Being the who at the heart of transformation
In 1997, less than 10 percent of the graduates of Manley Career Academy High School on Chicago’s west side went on to college. In 2011, college-bound seniors made up 65 percent of the graduating class. What accounts for such a dramatic increase?
Not what, but who: Umoja.
Umoja, shorthand for Umoja Student Development Corp., is 27 adults invested in long-term, supportive relationships with students at Manley.
Ted Christians ’96 has been one of those adults since 1999 and is now Umoja’s executive director.
“For us, relationships open the door to helping our young people see and believe in the best version of themselves,” Christians said. “We ask, ‘Who are you meant to be? What do you have to offer the world?’ Then we say, ‘Let’s talk about what it takes to get you there.’”
But Umoja goes way beyond talk. It walks students along the road toward their dreams. That can mean academic skills workshops, job shadowing and internship opportunities, leadership and service training, scholarships and college visits.
Umoja is the Swahili word for unity, and Umoja, the organization, puts all these components together in a unified approach. For example, the Community Builders summer internship program sends students on what Christians calls “a deep dive into a community issue—violence, for example, or food justice. They debate, learn how to think critically, do surveys, analyze data, meet with city council members, speak publicly and develop media messages. They become part of the solution.”
Crucial to Umoja’s success has been its unique partnership with Manley High. Housed within the school itself, Umoja staff members develop programs in collaboration with teachers and administrators.
“They understand that we have to see our young people holistically,” Christians said. “We have to address their social-emotional needs. If we don’t, it doesn’t matter what anyone teaches. It’s not going to take.”
One way that happens is a weekly advisory period. Teachers meet with students to talk through personal development issues using a curriculum they’ve created in concert with Umoja staff.
Every Wednesday, Manley social studies teacher Tyler Zwagerman ’06 meets with the 15 freshmen in his advisory.
“It’s a time to help them see their own potential and to take ownership for where they’re headed,” Zwagerman said. “That time is something I cherish.”

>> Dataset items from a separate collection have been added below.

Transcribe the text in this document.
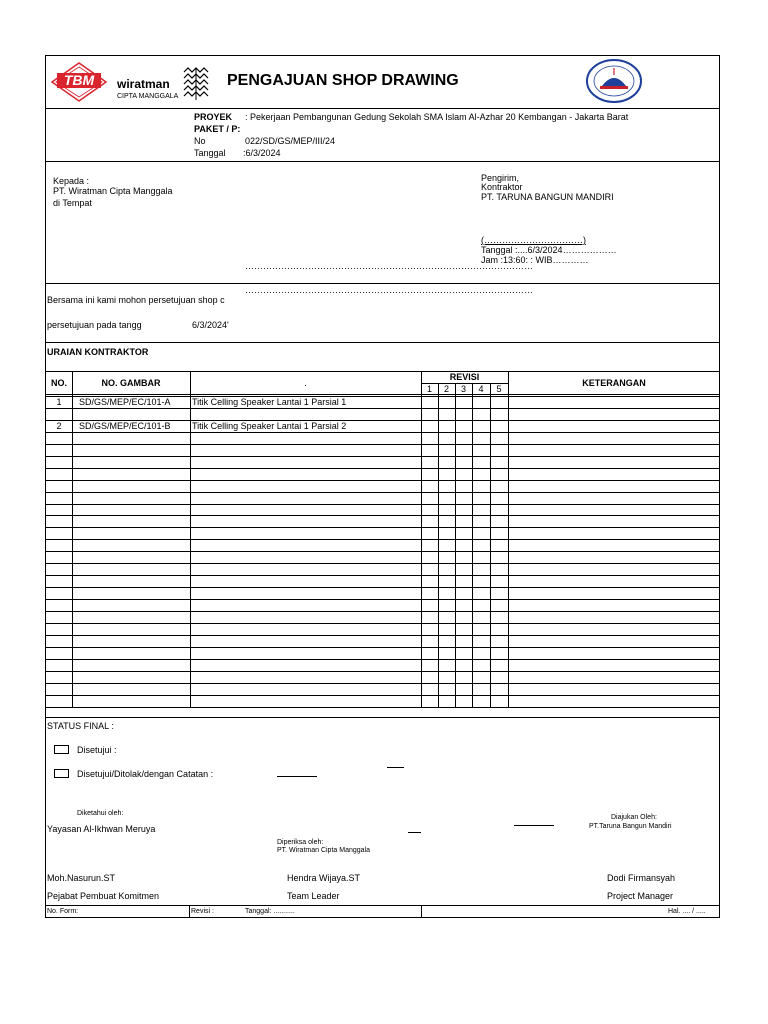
TBM	wiratman
CIPTA MANGGALA
PENGAJUAN SHOP DRAWING
PROYEK : Pekerjaan Pembangunan Gedung Sekolah SMA Islam Al-Azhar 20 Kembangan - Jakarta Barat
PAKET / P:
No	022/SD/GS/MEP/III/24
Tanggal :6/3/2024
Kepada :
PT. Wiratman Cipta Manggala
di Tempat
Pengirim,
Kontraktor
PT. TARUNA BANGUN MANDIRI
(……………………………)
Tanggal :....6/3/2024………………
Jam :13:60: : WIB…………
……………………………………………………………………………………
……………………………………………………………………………………
Bersama ini kami mohon persetujuan shop c
persetujuan pada tangg	6/3/2024'
URAIAN KONTRAKTOR
NO.	NO. GAMBAR	.
REVISI
KETERANGAN
1	2	3	4	5
1	SD/GS/MEP/EC/101-A Titik Celling Speaker Lantai 1 Parsial 1
2	SD/GS/MEP/EC/101-B Titik Celling Speaker Lantai 1 Parsial 2
STATUS FINAL :
Disetujui :
Disetujui/Ditolak/dengan Catatan :
Diketahui oleh:
Yayasan Al-Ikhwan Meruya
Diajukan Oleh:
PT.Taruna Bangun Mandiri
Diperiksa oleh:
PT. Wiratman Cipta Manggala
Moh.Nasurun.ST	Hendra Wijaya.ST	Dodi Firmansyah
Pejabat Pembuat Komitmen	Team Leader	Project Manager
No. Form:	Revisi :	Tanggal: ...........	Hal. .... / .....
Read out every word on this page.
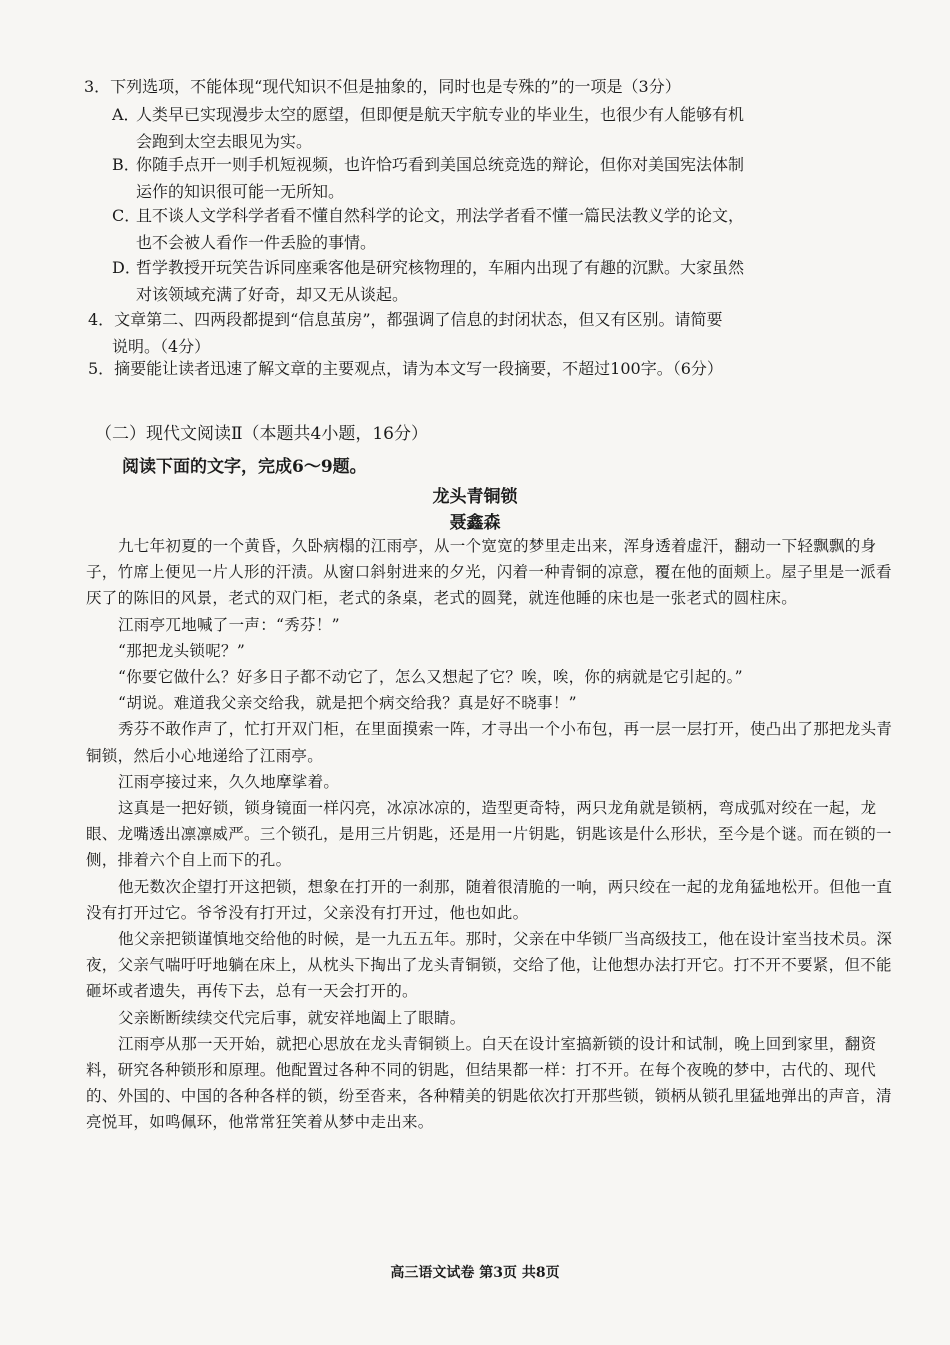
3．下列选项，不能体现“现代知识不但是抽象的，同时也是专殊的”的一项是（3分）
A．人类早已实现漫步太空的愿望，但即便是航天宇航专业的毕业生，也很少有人能够有机
会跑到太空去眼见为实。
B．你随手点开一则手机短视频，也许恰巧看到美国总统竞选的辩论，但你对美国宪法体制
运作的知识很可能一无所知。
C．且不谈人文学科学者看不懂自然科学的论文，刑法学者看不懂一篇民法教义学的论文，
也不会被人看作一件丢脸的事情。
D．哲学教授开玩笑告诉同座乘客他是研究核物理的，车厢内出现了有趣的沉默。大家虽然
对该领域充满了好奇，却又无从谈起。
4．文章第二、四两段都提到“信息茧房”，都强调了信息的封闭状态，但又有区别。请简要
说明。（4分）
5．摘要能让读者迅速了解文章的主要观点，请为本文写一段摘要，不超过100字。（6分）
（二）现代文阅读Ⅱ（本题共4小题，16分）
阅读下面的文字，完成6～9题。
龙头青铜锁
聂鑫森

九七年初夏的一个黄昏，久卧病榻的江雨亭，从一个宽宽的梦里走出来，浑身透着虚汗，翻动一下轻飘飘的身子，竹席上便见一片人形的汗渍。从窗口斜射进来的夕光，闪着一种青铜的凉意，覆在他的面颊上。屋子里是一派看厌了的陈旧的风景，老式的双门柜，老式的条桌，老式的圆凳，就连他睡的床也是一张老式的圆柱床。

江雨亭兀地喊了一声：“秀芬！”

“那把龙头锁呢？”

“你要它做什么？好多日子都不动它了，怎么又想起了它？唉，唉，你的病就是它引起的。”

“胡说。难道我父亲交给我，就是把个病交给我？真是好不晓事！”

秀芬不敢作声了，忙打开双门柜，在里面摸索一阵，才寻出一个小布包，再一层一层打开，使凸出了那把龙头青铜锁，然后小心地递给了江雨亭。

江雨亭接过来，久久地摩挲着。

这真是一把好锁，锁身镜面一样闪亮，冰凉冰凉的，造型更奇特，两只龙角就是锁柄，弯成弧对绞在一起，龙眼、龙嘴透出凛凛威严。三个锁孔，是用三片钥匙，还是用一片钥匙，钥匙该是什么形状，至今是个谜。而在锁的一侧，排着六个自上而下的孔。

他无数次企望打开这把锁，想象在打开的一刹那，随着很清脆的一响，两只绞在一起的龙角猛地松开。但他一直没有打开过它。爷爷没有打开过，父亲没有打开过，他也如此。

他父亲把锁谨慎地交给他的时候，是一九五五年。那时，父亲在中华锁厂当高级技工，他在设计室当技术员。深夜，父亲气喘吁吁地躺在床上，从枕头下掏出了龙头青铜锁，交给了他，让他想办法打开它。打不开不要紧，但不能砸坏或者遗失，再传下去，总有一天会打开的。

父亲断断续续交代完后事，就安祥地阖上了眼睛。

江雨亭从那一天开始，就把心思放在龙头青铜锁上。白天在设计室搞新锁的设计和试制，晚上回到家里，翻资料，研究各种锁形和原理。他配置过各种不同的钥匙，但结果都一样：打不开。在每个夜晚的梦中，古代的、现代的、外国的、中国的各种各样的锁，纷至沓来，各种精美的钥匙依次打开那些锁，锁柄从锁孔里猛地弹出的声音，清亮悦耳，如鸣佩环，他常常狂笑着从梦中走出来。

高三语文试卷 第3页 共8页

In another address to students’ social-emotional growth, Umoja has initiated a restorative justice program. Before or after a conflict erupts, students can choose to participate in a peace circle, where trained peers and adults help them talk through a dispute and reconcile.
Zwagerman has participated in those circles. “It gives students a place to defuse,” he said. “Almost always they see it’s not in their best interest to go down the path of violence.”
Last year alone administrators recorded a 43 percent decrease in disciplinary infractions at Manley.
That Manley High School was becoming a dramatically different place caught the attention of Arne Duncan as early as 2002. Now U.S. Secretary of Education, Duncan was then CEO of Chicago Public Schools, and he encouraged Umoja to expand its model. After working carefully for years to develop a replication process that, in Christians’ words, “is organic, and is thoughtful and respectful of each school’s felt needs,” Umoja now partners with nine other deeply challenged Chicago schools, bringing long-term, supportive relationships to over 8,000 students.
And they mean long term.
“The support doesn’t end when they walk across the high school stage,” Christians noted.
Morgan Davis ’07, pictured above with Christians, is Umoja’s alumni coordinator. She spends her days calling, e-mailing and meeting with graduates, whether they’re in college or on the job.
“We remind them that we can be a resource for them—whether linking them to a business professional or scholarship help—and that they can be self-sufficient persons,” she said. “It’s wonderful to see the fire in their eyes, the drive to do and be more.”
Davis, Christians and Zwagerman are quick to add that all this long-term relationship building is hard work: “intense conversations over long days in an emotionally charged environment.”
But it energizes them, too, to be part of the who at the heart of transformation.
“Giving our students the opportunities more privileged schools take for granted not only transforms them, it transforms us, and it’s transforming this community,” Christians said. “Educational equality is a justice issue that could transform this country.”